Carly Fiorina told conservatives Friday that it’s more valuable to bring people together after a polarizing election than to continue fighting.

“It’s fun to have a fight and it’s really fun to have a fight when you win, but now that we’ve won, it’s important to bring people on,” the entrepreneur and former Republican presidential candidate said at the Conservative Political Action Conference, or CPAC.

“We want to lift everyone up, regardless of their circumstances or their opinions,” Fiorina said.

One reason to bring people together, she said, is to popularize and maintain changes made in Washington now that Republicans are in power in the White House as well as Congress.

“Substantial change inspires substantial resistance, and boy, is there substantial resistance out there,” Fiorina said. “If change is not accompanied by growing support, the substantial change is never sustained.”

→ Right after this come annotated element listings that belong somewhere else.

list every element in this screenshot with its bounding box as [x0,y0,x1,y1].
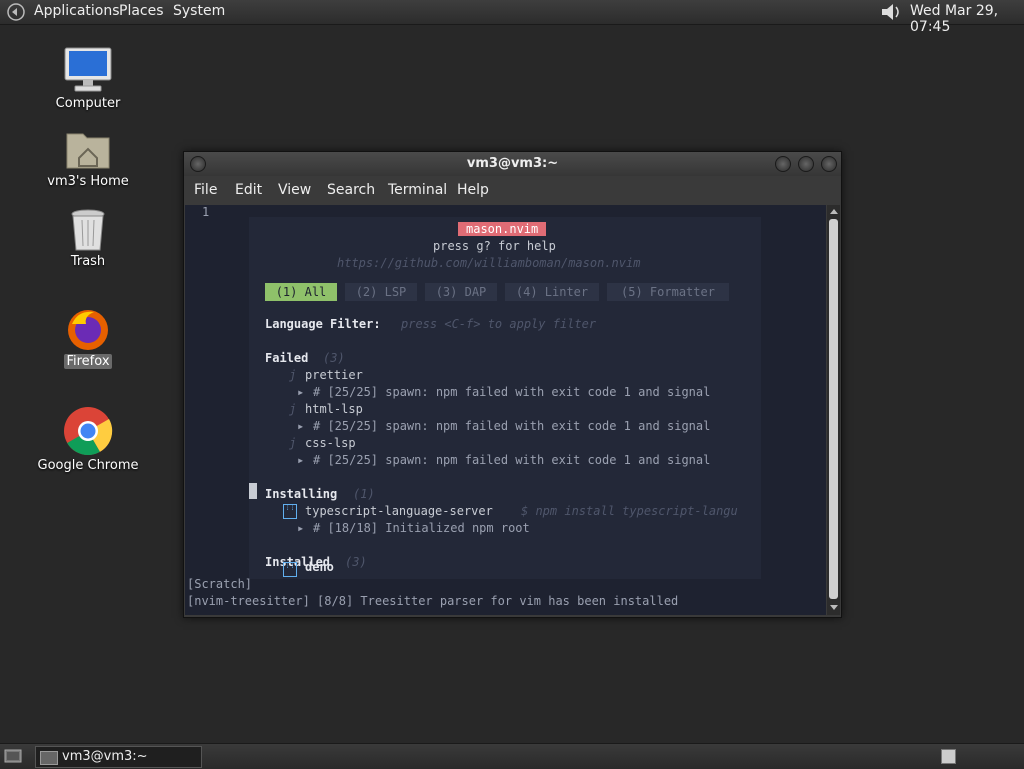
tab-all[interactable]: (1) All [265,283,337,301]
firefox-icon [68,310,108,350]
terminal-window: vm3@vm3:~ File Edit View Search Terminal… [183,151,842,618]
desktop-icon-trash[interactable]: Trash [33,208,143,269]
mason-help-text: press g? for help [433,239,556,253]
taskbar-item-label: vm3@vm3:~ [62,749,148,764]
mason-window[interactable]: mason.nvim press g? for help https://git… [249,217,761,579]
terminal-content[interactable]: 1 mason.nvim press g? for help https://g… [185,205,826,615]
gnome-foot-icon[interactable] [6,3,26,21]
desktop-icon-label: Firefox [64,354,112,369]
menu-places[interactable]: Places [119,3,164,19]
expand-icon[interactable]: ▸ [297,453,304,467]
scrollbar-thumb[interactable] [829,219,838,599]
bottom-panel: vm3@vm3:~ [0,743,1024,769]
installing-package-name[interactable]: typescript-language-server [305,504,493,518]
menu-applications[interactable]: Applications [34,3,120,19]
menu-search[interactable]: Search [327,182,375,198]
installing-count: (1) [353,487,375,501]
window-title: vm3@vm3:~ [466,156,559,171]
tab-dap[interactable]: (3) DAP [425,283,497,301]
language-filter-label: Language Filter: [265,317,381,331]
close-button[interactable] [821,156,837,172]
installed-count: (3) [345,555,367,569]
show-desktop-icon[interactable] [4,748,22,764]
installing-command: $ npm install typescript-langu [521,504,738,518]
failed-heading: Failed [265,351,309,365]
mason-url[interactable]: https://github.com/williamboman/mason.nv… [337,256,640,270]
failed-package-message: # [25/25] spawn: npm failed with exit co… [313,385,711,399]
desktop-icon-label: Google Chrome [37,458,139,473]
desktop-icon-label: Computer [55,96,121,111]
clock[interactable]: Wed Mar 29, 07:45 [910,3,1024,35]
failed-package-name[interactable]: css-lsp [305,436,356,450]
top-panel: Applications Places System Wed Mar 29, 0… [0,0,1024,35]
failed-package-name[interactable]: prettier [305,368,363,382]
computer-icon [64,47,112,92]
scratch-buffer-label: [Scratch] [187,577,253,591]
installing-message: # [18/18] Initialized npm root [313,521,530,535]
failed-package-name[interactable]: html-lsp [305,402,363,416]
menu-view[interactable]: View [278,182,311,198]
failed-icon: j [289,436,297,450]
failed-package-message: # [25/25] spawn: npm failed with exit co… [313,419,711,433]
installing-heading: Installing [265,487,338,501]
terminal-icon [40,751,58,765]
tab-linter[interactable]: (4) Linter [505,283,599,301]
workspace-switcher[interactable] [941,749,956,764]
taskbar-item-terminal[interactable]: vm3@vm3:~ [35,746,202,768]
scroll-up-icon[interactable] [830,209,838,214]
window-titlebar[interactable]: vm3@vm3:~ [184,152,841,176]
menu-system[interactable]: System [173,3,225,19]
failed-icon: j [289,402,297,416]
desktop-icon-home[interactable]: vm3's Home [33,128,143,189]
failed-icon: j [289,368,297,382]
scroll-down-icon[interactable] [830,605,838,610]
menu-help[interactable]: Help [457,182,489,198]
desktop-icon-firefox[interactable]: Firefox [33,306,143,369]
status-message: [nvim-treesitter] [8/8] Treesitter parse… [187,594,679,608]
desktop-icon-chrome[interactable]: Google Chrome [33,406,143,473]
language-filter-hint: press <C-f> to apply filter [401,317,597,331]
expand-icon[interactable]: ▸ [297,521,304,535]
minimize-button[interactable] [775,156,791,172]
chrome-icon [64,407,113,456]
tab-lsp[interactable]: (2) LSP [345,283,417,301]
desktop-icon-computer[interactable]: Computer [33,46,143,111]
line-number: 1 [202,205,210,219]
maximize-button[interactable] [798,156,814,172]
volume-icon[interactable] [879,2,903,22]
home-folder-icon [66,133,110,169]
window-menubar: File Edit View Search Terminal Help [184,176,841,204]
expand-icon[interactable]: ▸ [297,419,304,433]
package-icon: ⁞⁞ [283,562,297,577]
failed-package-message: # [25/25] spawn: npm failed with exit co… [313,453,711,467]
installed-package-name[interactable]: deno [305,560,334,574]
menu-edit[interactable]: Edit [235,182,262,198]
terminal-scrollbar[interactable] [827,205,840,615]
mason-title-badge: mason.nvim [458,222,547,236]
failed-count: (3) [323,351,345,365]
desktop-icon-label: vm3's Home [47,174,129,189]
menu-file[interactable]: File [194,182,217,198]
trash-icon [71,209,105,251]
cursor [249,483,257,499]
expand-icon[interactable]: ▸ [297,385,304,399]
package-icon: ⁞⁞ [283,504,297,519]
tab-formatter[interactable]: (5) Formatter [607,283,729,301]
desktop-icon-label: Trash [70,254,106,269]
menu-terminal[interactable]: Terminal [388,182,447,198]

Fiorina referenced Obamacare, which President Donald Trump and congressional Republicans are in the process of repealing and replacing.

“We have to bring people along now, so that the changes we all believe in will be sustained,” she said.

Along with her call for civility and unity, the former Hewlett-Packard CEO stressed the importance of limiting the size of the federal government and moving power back to the states:

We now have an opportunity to … take money and power outside of Washington, D.C., and return it where it belongs: to communities, and families, and businesses, and states.

You don’t need to be political to know … if you put too much power in the hands of a bureaucrat somewhere, that power is going to be abused.

In recent weeks, Fiorina has said she is considering a challenge to Virginia Democrat Tim Kaine, who was Hillary Clinton’s running mate, for his U.S. Senate seat. In 2010, she lost a bruising Senate race in California against incumbent Barbara Boxer by 10 points.

CPAC, the largest annual national gathering of conservative activists, runs from Wednesday to Saturday at the Gaylord National Resort and Convention Center in National Harbor, Maryland, just outside Washington.